Sunday, November 24, 2013

TV: American Dad! - Volume 5 (2008-2009)

DVD: 3 Discs


Review: Another great season!

Quotes:
"I don't negotiate with terrorists."
"Oh really? Have you ever bought a mattress?"
"Okay, you got me."

"Are these...balloons full of heroin?"
"Those are NOT for you!"

"Do you have any men's wigs?"
"Well, I got a David Spade / Ellen DeGeneres, I dunno if it's clean."

"I feel... not buzzed, but... well-rested, like I had a cup of coffee at 6:30 AM. I feel good!"

"Scotty?"
"That's my new nickname for you... your favorite Star Trek character."
"What he does isn't glamorous, but he keeps the Enterprise running."

"Oh, look, it's Tyler... all grown up like a big shot.

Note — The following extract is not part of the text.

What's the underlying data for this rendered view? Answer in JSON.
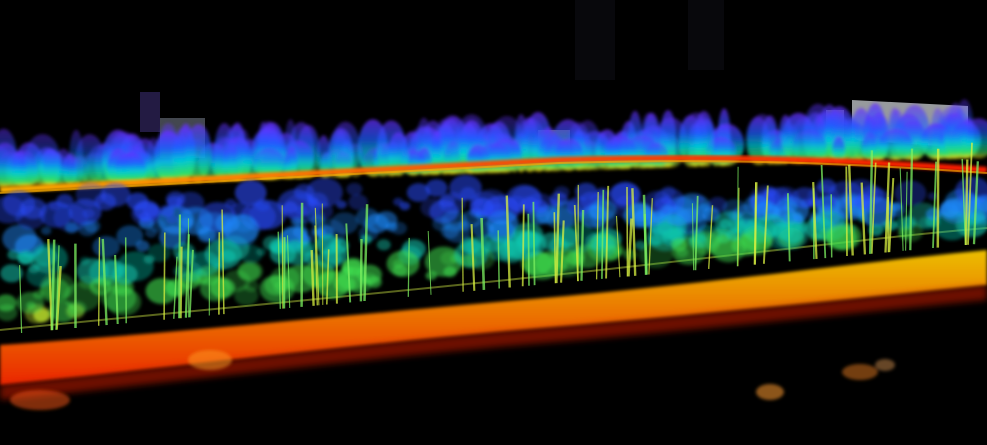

You turned out cute. Real cute! Damn it! I'm... I'm laughing now 'cuz I'm nervous. Oh boy, these khakis are not getting any looser."

"An above ground sprinkler on the front lawn! No sir! What's next, prostitutes rising out of the ground and spitting all over our lawns? Well not in my neighborhood!"

"Sorry I took so long. I farted pulling into the driveway and I just wanted to enjoy it for a while."

"I'm only behind bars because I was framed for robbing a jewelry store."
"He's innocent, Dad. And he's going to prove it at his trial next week."
"If I live that long. That's an old accomplice of mine. Ten years ago, I left him holding the bag. And now, he wants revenge."
"So, your wicked ways have caught up with you."
"Yes, And now, those wicked ways are gonna grab from behind, shove me to the floor, and break in my rump like a brand new baseball glove."

"Now I can make a woman quiver just by looking at her the right way."
"Which way? First boobs, then face, then butt?"

"Hayley, we worked all day and we finally figured everything out."
"Really?"
"Yeah, I'm good cop, and Roger's bad cop. I make the wisecracks, but Roger can be sarcastic, as long as it's not too shticky."
"I get to have the troubled past, but Steve always gets the girl."
"Unless she's the bad guy, in which case Roger gets her... so she can betray him, leading to a gunfight on the roof of a opera house."
"Or a theater."
"Yeah, or a theater."
"What the hell are you talking about? Where's my iPod Shuffle?"

"Trapeze school? Well, zany outfits, circus food, one of us could really get hurt. Could be fun. You see, Haley, that's how you make the 'Maybe' pile."
"Shouldn't we do something more meaningful?"
"Like what, Hayley?"

"We both clearly like Back to the Future."
"What's that?"
"Back to the Future! The classic time-traveling comedy?"
"Never heard of it. You know I hate time-based comedies. Mannequin 2 being the obvious exception."
"Then why are you building a DeLorean?"
"Because I always admired John DeLorean. The man had a magnificent chin and a dream... to build a car company from the ground up."

"I was passed over for the Chavez assassination... again!"

"Dear Human who discovers this wreck, please disregard it. We crashed this ship into your planet to test new safety features because we care about our customers. The alien inside is merely a crash test dummy who most likely died within impact."
"Crash test dummy? But they told me..."
"HA HA, the decider, that is classic. I am loving this!"